Biotransformations of Pituitary Luteinizing Hormone in Serum and Urine. I. Association with Serum Components1

Abstract

In an effort to elucidate the nature of luteinizing hormone (LH) in the circulation, studies in adult male rats were conducted using a highly purified and well-characterized tritiated and methylated ovine pituitary LH, a derivative which retains full biological activity. Following an i.v. injection of the radioactive hormone, serum chromatograms (molecular exclusion chromatography) are characterized by 3 radioactive components. The 1st one, a rapidly formed high molecular weight heterogeneous fraction, involves the non-covalent interaction of the hormone with one or more circulating proteins. These high molecular weight complexes are cleared rather slowly from the circulation, relative to the non-associated hormone. A 2nd component co-chromatographs with control hormone and is rapidly cleared from the circulation. These 2 fractions retain full biological activity judged by their ability to stimulate testosterone production in Leydig cell suspensions. A 3rd component is observed in the circulation about 15 min after injection and was shown to represent tritiated amino acids.
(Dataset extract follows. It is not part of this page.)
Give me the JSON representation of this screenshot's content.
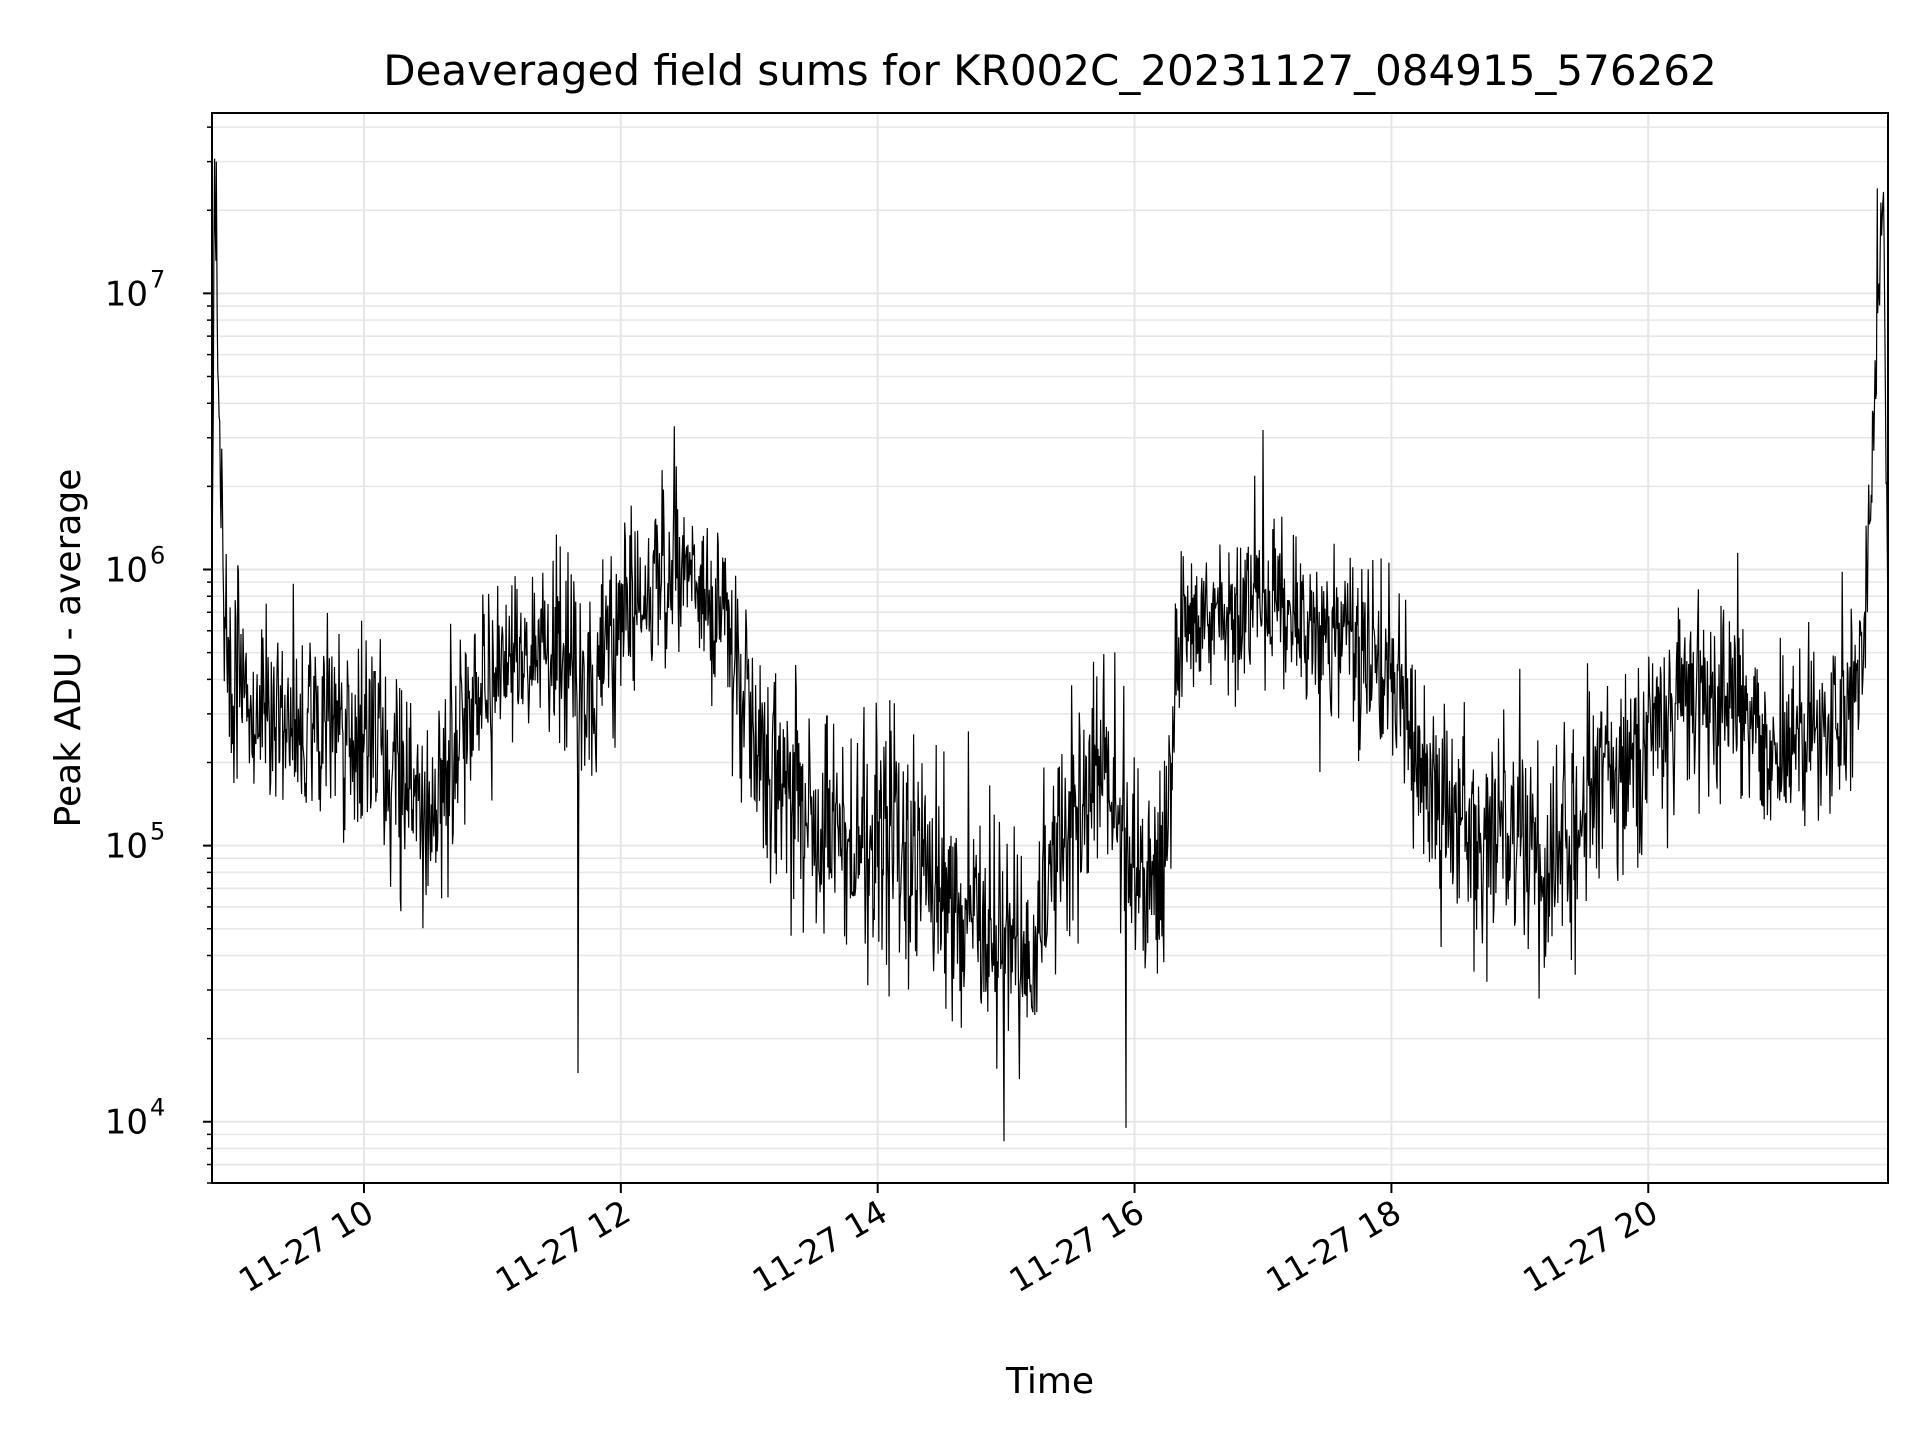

The lag period for the appearance of the labeled amino acids in the circulation correlates with the kinetics of hepatic and renal uptake and subsequent lysosomal catabolism of [3H]methylated-LH. The high molecular weight fraction may represent a physiologically important circulatory storage form for LH by conferring a relatively long circulatory half-life. This appears to be brought about mainly by reduced urinary excretion, presumably due to its high molecular weight.